Romney: Well, there’s no question about that. Which is, it’s gonna be a little strange, don’t you think? When you have a Republican president who shrinks the size of the boundary, then a Democrat president goes back to the larger boat. We’re going to go back and forth ping-ponging back and forth. And that makes it difficult for ranchers that want to graze cattle on land or Native Americans who are collecting firewood for their homes from that land. It’s this ping pong thing that does not make a lot of sense.
Boyd: Yeah, absolutely. I want to get to one last thing before we let you go, Senator. And if you’re just joining us, we got Senator Mitt Romney on the line with us talking about everything from infrastructure and national monuments.
And now I want to go to something that’s a real positive, something I know you’re passionate about. It’s the reintroduction of the Bonneville Shoreline Trail. Tell us just a little bit about where we are there, and what kind of progress we’re making, and what we can expect moving forward.
Romney: Well, I just testified before the committee that oversees that legislation. I proposed legislation, along with Senator Lee, that says, look, let’s take the 326 acres of wilderness land that the Bonneville trail goes through, allow the trail to actually go through that land, and swap that land for another 326 acres that used to be a Boy Scout camp that is now part of the National Forest, so we can actually complete the Bonneville trail.
It would be 280 miles long, this Bonneville Shoreline Trail. It would trace the outline of the original Lake Bonneville, which by the way, was 20,000 square miles, about the size of Lake Michigan. And it would stretch all the way from Southern Utah into Idaho. It’d be a fantastic legacy item for our future generations, as well as something that we could enjoy during our lifetimes. It
Boyd: It’s so important. I think this is one of those that is a great model in terms of how you can have good use and good stewardship of the land and do things that promote and bring people to the state of Utah, as well as protecting those things that really matter for the long haul.
Romney: We’re on the same page and that Boyd. I think there’s a great deal of support for saying ‘Yep, you’re right, let’s complete this Bonneville Shoreline Trail,’ which would allow people to actually walk along that shelf. And you’ve seen it if you drive around, you know, Provo, Orem or Salt Lake. You’ve seen that bench against the mountain. That will be the trail that connects us. One part of the state to the other and all the way to Idaho.
Boyd: Fantastic. Utah Senator Mitt Romney, really appreciate you carving out a little bit of time for us on Inside Sources today. Great things happening. We’ll continue to stay tuned in terms of infrastructure, the national monuments, and the Bonneville Shoreline Trail. Really appreciate your insight today.

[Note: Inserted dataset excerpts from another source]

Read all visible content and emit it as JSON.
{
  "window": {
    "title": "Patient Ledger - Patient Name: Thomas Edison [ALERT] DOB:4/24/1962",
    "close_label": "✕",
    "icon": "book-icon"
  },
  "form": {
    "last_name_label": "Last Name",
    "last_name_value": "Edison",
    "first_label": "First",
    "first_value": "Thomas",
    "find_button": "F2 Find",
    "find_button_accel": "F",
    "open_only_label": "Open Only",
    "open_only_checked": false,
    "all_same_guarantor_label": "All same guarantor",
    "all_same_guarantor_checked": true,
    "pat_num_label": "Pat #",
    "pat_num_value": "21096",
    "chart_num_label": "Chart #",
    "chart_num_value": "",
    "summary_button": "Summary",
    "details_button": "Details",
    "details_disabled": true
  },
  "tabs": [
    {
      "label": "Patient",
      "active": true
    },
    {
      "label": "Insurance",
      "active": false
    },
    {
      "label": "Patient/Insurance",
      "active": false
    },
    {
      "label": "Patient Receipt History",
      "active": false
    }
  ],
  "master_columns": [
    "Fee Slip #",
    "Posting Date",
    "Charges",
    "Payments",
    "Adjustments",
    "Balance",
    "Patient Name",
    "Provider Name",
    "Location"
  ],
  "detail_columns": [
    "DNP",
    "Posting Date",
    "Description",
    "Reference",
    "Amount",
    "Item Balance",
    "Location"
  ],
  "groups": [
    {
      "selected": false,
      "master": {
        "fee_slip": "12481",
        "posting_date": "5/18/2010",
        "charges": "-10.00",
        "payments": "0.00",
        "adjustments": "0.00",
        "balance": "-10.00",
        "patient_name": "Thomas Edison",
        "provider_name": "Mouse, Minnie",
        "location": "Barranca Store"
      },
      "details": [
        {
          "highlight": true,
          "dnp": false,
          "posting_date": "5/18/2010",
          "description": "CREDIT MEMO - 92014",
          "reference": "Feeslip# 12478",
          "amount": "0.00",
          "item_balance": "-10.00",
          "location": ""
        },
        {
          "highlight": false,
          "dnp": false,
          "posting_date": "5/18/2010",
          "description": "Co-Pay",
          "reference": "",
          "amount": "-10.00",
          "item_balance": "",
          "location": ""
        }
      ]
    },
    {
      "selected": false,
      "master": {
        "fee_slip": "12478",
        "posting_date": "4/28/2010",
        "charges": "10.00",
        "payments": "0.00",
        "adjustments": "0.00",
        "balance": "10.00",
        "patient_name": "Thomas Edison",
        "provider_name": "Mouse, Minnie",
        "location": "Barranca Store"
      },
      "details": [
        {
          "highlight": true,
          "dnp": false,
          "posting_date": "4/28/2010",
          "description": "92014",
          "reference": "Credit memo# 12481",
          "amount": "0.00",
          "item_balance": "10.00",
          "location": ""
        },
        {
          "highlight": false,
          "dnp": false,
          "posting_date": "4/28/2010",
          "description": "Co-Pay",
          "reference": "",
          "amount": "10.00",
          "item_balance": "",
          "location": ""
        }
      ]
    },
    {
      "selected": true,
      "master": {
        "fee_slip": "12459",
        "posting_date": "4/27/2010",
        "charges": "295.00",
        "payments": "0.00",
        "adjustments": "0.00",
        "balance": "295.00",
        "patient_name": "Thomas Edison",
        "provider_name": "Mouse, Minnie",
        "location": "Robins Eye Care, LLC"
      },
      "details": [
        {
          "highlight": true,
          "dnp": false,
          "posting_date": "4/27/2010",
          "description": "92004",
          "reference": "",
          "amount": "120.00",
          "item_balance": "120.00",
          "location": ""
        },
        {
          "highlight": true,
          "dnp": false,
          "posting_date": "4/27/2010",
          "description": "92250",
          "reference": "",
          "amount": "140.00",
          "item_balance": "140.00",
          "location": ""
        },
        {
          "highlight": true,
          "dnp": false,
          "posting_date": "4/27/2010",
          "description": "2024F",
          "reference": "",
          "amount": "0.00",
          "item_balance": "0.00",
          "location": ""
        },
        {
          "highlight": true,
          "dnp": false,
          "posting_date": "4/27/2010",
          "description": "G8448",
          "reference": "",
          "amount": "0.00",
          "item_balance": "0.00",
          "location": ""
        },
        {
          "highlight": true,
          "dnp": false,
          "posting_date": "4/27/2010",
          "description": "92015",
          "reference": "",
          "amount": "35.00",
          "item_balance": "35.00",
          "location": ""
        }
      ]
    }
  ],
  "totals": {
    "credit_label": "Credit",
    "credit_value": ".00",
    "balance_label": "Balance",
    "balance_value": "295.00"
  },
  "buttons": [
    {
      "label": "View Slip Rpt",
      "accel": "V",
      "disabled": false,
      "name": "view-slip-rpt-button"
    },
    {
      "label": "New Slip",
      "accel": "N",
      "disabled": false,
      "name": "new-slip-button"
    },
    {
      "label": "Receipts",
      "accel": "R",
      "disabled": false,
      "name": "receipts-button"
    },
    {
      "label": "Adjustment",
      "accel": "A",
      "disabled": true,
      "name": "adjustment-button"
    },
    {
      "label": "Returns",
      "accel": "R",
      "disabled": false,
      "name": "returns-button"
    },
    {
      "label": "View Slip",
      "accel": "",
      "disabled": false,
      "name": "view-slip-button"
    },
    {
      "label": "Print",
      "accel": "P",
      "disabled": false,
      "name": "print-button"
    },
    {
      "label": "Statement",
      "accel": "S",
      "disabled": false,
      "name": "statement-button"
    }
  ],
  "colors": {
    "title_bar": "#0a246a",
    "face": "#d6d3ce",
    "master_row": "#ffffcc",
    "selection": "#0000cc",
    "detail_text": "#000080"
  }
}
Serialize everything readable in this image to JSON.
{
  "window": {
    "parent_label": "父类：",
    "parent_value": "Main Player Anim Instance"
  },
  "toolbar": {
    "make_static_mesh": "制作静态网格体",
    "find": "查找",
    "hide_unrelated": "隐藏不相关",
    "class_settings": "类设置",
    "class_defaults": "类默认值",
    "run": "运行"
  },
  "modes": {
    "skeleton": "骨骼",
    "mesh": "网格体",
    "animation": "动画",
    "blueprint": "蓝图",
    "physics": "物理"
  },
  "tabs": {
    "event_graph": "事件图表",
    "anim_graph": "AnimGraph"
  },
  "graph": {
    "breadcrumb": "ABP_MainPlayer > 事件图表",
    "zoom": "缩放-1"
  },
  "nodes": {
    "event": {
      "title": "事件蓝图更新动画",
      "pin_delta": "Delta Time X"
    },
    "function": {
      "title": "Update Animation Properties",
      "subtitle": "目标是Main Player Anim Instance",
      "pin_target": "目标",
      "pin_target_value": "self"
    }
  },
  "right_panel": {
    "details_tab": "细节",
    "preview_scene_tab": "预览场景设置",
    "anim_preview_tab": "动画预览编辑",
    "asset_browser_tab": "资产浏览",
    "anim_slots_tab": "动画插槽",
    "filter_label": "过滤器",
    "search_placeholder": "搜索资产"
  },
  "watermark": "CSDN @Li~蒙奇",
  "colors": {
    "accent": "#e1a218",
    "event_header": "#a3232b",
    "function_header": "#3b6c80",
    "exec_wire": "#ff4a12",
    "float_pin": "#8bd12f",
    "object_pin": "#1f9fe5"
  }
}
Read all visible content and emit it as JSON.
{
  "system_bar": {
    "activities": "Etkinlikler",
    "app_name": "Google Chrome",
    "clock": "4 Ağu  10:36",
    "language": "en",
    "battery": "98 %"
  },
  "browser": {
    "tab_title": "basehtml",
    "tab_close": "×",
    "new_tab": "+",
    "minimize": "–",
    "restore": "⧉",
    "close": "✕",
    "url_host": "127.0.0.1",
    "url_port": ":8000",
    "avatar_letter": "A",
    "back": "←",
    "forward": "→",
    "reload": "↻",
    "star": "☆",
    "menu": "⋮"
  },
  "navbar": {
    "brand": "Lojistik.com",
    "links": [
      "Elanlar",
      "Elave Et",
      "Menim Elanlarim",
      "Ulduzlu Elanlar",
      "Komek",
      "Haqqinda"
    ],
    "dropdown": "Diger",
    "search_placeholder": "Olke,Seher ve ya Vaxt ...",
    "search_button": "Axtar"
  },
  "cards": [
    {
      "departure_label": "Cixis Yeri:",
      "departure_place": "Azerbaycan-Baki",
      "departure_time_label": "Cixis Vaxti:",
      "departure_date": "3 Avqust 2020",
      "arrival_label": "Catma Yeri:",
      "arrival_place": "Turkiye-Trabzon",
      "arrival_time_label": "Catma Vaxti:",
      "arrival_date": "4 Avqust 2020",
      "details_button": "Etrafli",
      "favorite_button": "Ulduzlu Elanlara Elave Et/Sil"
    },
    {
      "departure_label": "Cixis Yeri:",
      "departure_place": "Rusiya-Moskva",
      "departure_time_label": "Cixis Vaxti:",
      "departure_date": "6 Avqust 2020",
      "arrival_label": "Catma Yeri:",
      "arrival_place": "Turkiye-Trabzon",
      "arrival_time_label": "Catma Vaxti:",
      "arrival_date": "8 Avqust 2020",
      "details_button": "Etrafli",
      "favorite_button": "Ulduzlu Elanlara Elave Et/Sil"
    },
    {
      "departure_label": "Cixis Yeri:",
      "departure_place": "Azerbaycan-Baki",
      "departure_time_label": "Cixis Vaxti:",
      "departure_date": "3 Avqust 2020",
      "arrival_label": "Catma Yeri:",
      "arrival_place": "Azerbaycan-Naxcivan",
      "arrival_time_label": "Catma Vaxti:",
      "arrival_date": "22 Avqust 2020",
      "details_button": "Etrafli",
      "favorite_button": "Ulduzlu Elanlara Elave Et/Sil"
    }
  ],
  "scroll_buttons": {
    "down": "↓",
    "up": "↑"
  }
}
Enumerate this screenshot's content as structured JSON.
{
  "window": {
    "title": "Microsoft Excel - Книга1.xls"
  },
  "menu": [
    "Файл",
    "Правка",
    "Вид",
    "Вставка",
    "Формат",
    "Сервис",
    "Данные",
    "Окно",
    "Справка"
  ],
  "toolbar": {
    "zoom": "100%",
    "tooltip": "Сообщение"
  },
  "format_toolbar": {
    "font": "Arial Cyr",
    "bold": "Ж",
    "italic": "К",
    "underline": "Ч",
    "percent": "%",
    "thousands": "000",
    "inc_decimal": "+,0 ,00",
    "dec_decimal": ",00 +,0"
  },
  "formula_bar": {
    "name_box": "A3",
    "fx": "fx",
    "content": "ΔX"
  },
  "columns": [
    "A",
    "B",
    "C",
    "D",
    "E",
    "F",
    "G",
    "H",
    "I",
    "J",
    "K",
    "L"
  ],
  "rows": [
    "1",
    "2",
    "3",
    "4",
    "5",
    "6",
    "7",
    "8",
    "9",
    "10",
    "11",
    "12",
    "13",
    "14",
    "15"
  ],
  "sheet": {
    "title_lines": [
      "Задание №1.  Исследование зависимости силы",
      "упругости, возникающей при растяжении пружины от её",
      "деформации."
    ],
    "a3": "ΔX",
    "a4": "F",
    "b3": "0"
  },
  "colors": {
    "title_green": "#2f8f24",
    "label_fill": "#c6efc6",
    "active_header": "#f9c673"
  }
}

Romney: Thanks, Boyd. Good to be with you.
Boyd: All right. Again, Utah Senator Mitt Romney has a lot going on in Washington DC this week. And this infrastructure conversation is going to get really interesting now that Chuck Schumer has kind of unleashed the from the train station. This path where Democrats can pass infrastructure without a single Republican vote. Mitt Romney just said that they have ten, of course in that initial group. He’s saying there could be as many as ten more signing on to that infrastructure path that he and his colleagues are working on. So, we’ll continue to watch that here on Inside Sources on KSL NewsRadio. Lots to think about on a Tuesday.